Doing that, he said, opened up the creative and learning side so now the brew team really can focus on exploring new things.
“Once we discover them, then we want to be able to share them with our world,” he said. “That’s when we ramp it up to our brew houses — one for our taproom and then one for distribution. We’re able to brew it in larger batch sizes, basically recreate it, because now everything’s very similar in engineering and share it with our guests.”
Your brewhouse/R&D/pilot house should be a miniature version of whatever your production-size brewery was, Trogner pointed out.
Abe Kabakoff, the head pilot brewer for Sierra Nevada’s Chico, California facility, said in 2018 that the then-current pilot brewery that he runs was built to simulate the main brewhouse. The pilot brewhouse was envisioned as a tool to try out new processes and improve the main brewery. It is a five-vessel brewhouse with a mash tun, lauter tun, two boil kettles, and a whirlpool.
Scalability is a difficult thing, Kabakoff noted.

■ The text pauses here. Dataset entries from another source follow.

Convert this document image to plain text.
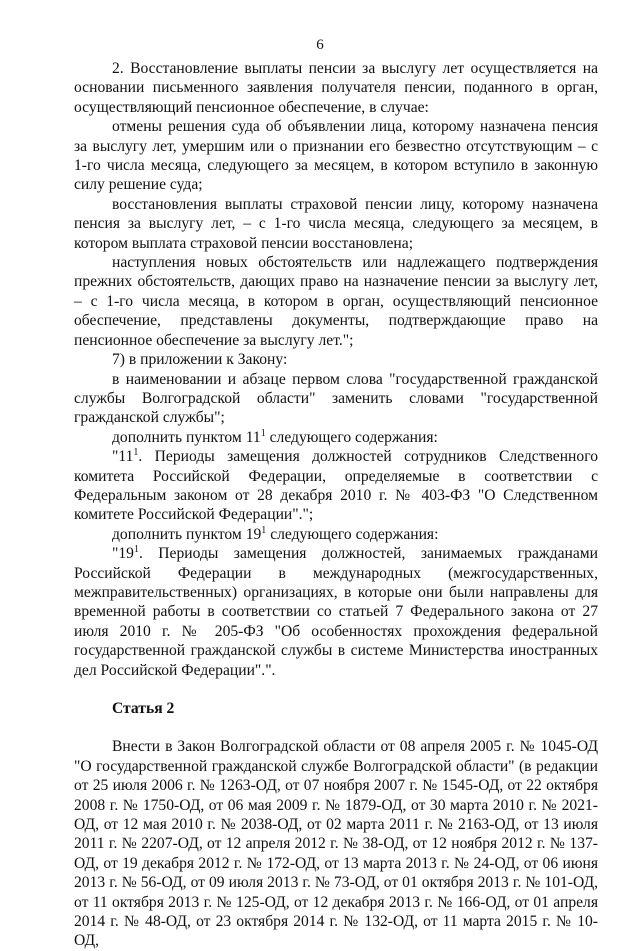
6

2. Восстановление выплаты пенсии за выслугу лет осуществляется на основании письменного заявления получателя пенсии, поданного в орган, осуществляющий пенсионное обеспечение, в случае:

отмены решения суда об объявлении лица, которому назначена пенсия за выслугу лет, умершим или о признании его безвестно отсутствующим – с 1-го числа месяца, следующего за месяцем, в котором вступило в законную силу решение суда;

восстановления выплаты страховой пенсии лицу, которому назначена пенсия за выслугу лет, – с 1-го числа месяца, следующего за месяцем, в котором выплата страховой пенсии восстановлена;

наступления новых обстоятельств или надлежащего подтверждения прежних обстоятельств, дающих право на назначение пенсии за выслугу лет, – с 1-го числа месяца, в котором в орган, осуществляющий пенсионное обеспечение, представлены документы, подтверждающие право на пенсионное обеспечение за выслугу лет.";

7) в приложении к Закону:

в наименовании и абзаце первом слова "государственной гражданской службы Волгоградской области" заменить словами "государственной гражданской службы";

дополнить пунктом $11^1$ следующего содержания:

"$11^1$. Периоды замещения должностей сотрудников Следственного комитета Российской Федерации, определяемые в соответствии с Федеральным законом от 28 декабря 2010 г. № 403-ФЗ "О Следственном комитете Российской Федерации".";

дополнить пунктом $19^1$ следующего содержания:

"$19^1$. Периоды замещения должностей, занимаемых гражданами Российской Федерации в международных (межгосударственных, межправительственных) организациях, в которые они были направлены для временной работы в соответствии со статьей 7 Федерального закона от 27 июля 2010 г. № 205-ФЗ "Об особенностях прохождения федеральной государственной гражданской службы в системе Министерства иностранных дел Российской Федерации".".

Статья 2

Внести в Закон Волгоградской области от 08 апреля 2005 г. № 1045-ОД "О государственной гражданской службе Волгоградской области" (в редакции от 25 июля 2006 г. № 1263-ОД, от 07 ноября 2007 г. № 1545-ОД, от 22 октября 2008 г. № 1750-ОД, от 06 мая 2009 г. № 1879-ОД, от 30 марта 2010 г. № 2021-ОД, от 12 мая 2010 г. № 2038-ОД, от 02 марта 2011 г. № 2163-ОД, от 13 июля 2011 г. № 2207-ОД, от 12 апреля 2012 г. № 38-ОД, от 12 ноября 2012 г. № 137-ОД, от 19 декабря 2012 г. № 172-ОД, от 13 марта 2013 г. № 24-ОД, от 06 июня 2013 г. № 56-ОД, от 09 июля 2013 г. № 73-ОД, от 01 октября 2013 г. № 101-ОД, от 11 октября 2013 г. № 125-ОД, от 12 декабря 2013 г. № 166-ОД, от 01 апреля 2014 г. № 48-ОД, от 23 октября 2014 г. № 132-ОД, от 11 марта 2015 г. № 10-ОД,
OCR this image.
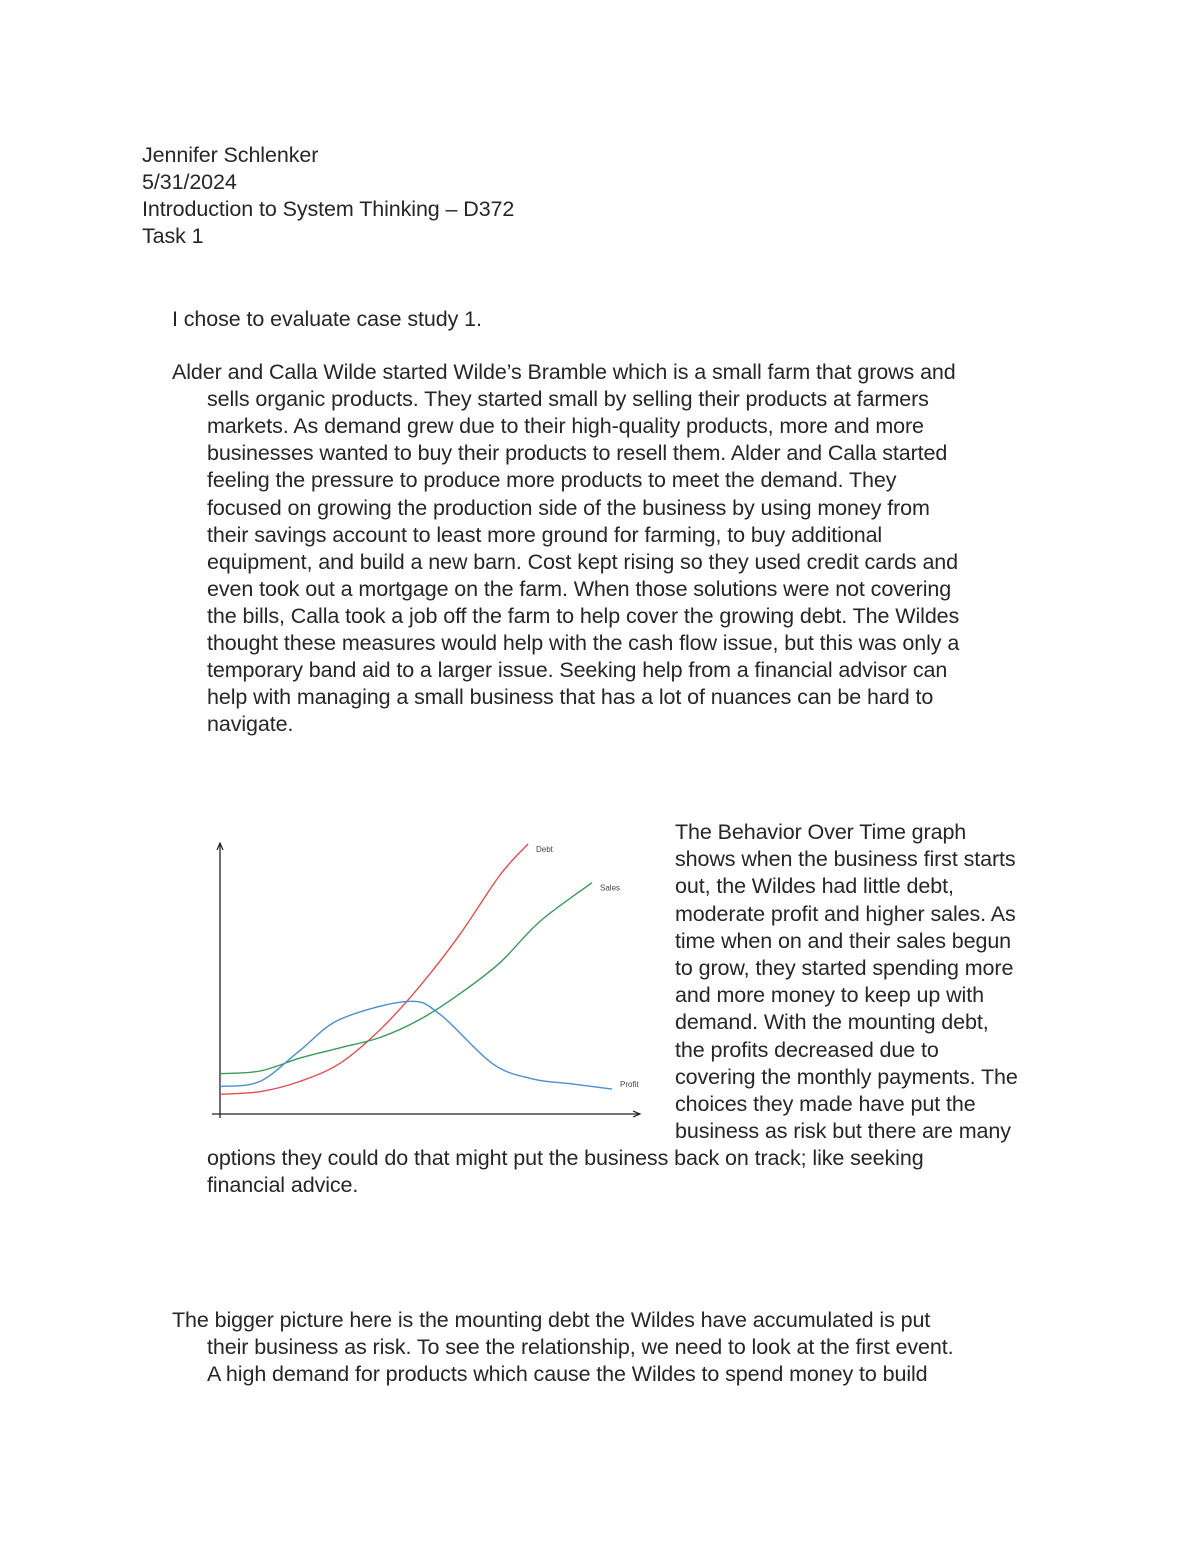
Jennifer Schlenker
5/31/2024
Introduction to System Thinking – D372
Task 1
I chose to evaluate case study 1.
Alder and Calla Wilde started Wilde’s Bramble which is a small farm that grows and
sells organic products. They started small by selling their products at farmers
markets. As demand grew due to their high-quality products, more and more
businesses wanted to buy their products to resell them. Alder and Calla started
feeling the pressure to produce more products to meet the demand. They
focused on growing the production side of the business by using money from
their savings account to least more ground for farming, to buy additional
equipment, and build a new barn. Cost kept rising so they used credit cards and
even took out a mortgage on the farm. When those solutions were not covering
the bills, Calla took a job off the farm to help cover the growing debt. The Wildes
thought these measures would help with the cash flow issue, but this was only a
temporary band aid to a larger issue. Seeking help from a financial advisor can
help with managing a small business that has a lot of nuances can be hard to
navigate.
The Behavior Over Time graph
shows when the business first starts
out, the Wildes had little debt,
moderate profit and higher sales. As
time when on and their sales begun
to grow, they started spending more
and more money to keep up with
demand. With the mounting debt,
the profits decreased due to
covering the monthly payments. The
choices they made have put the
business as risk but there are many
options they could do that might put the business back on track; like seeking
financial advice.
The bigger picture here is the mounting debt the Wildes have accumulated is put
their business as risk. To see the relationship, we need to look at the first event.
A high demand for products which cause the Wildes to spend money to build
Debt
Sales
Profit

Although he is working with 20-times less space, that doesn’t translate perfectly.
“We can’t take a pilot recipe and multiply everything by twenty to get a production recipe,” he said.
Base malt works by the 20-times scale, he said, but somehow the production batch gets more color out of roasted malts, so the formulation is only needed to scale up by about 17 times.
Hops have been really difficult to align well, Kabakoff added.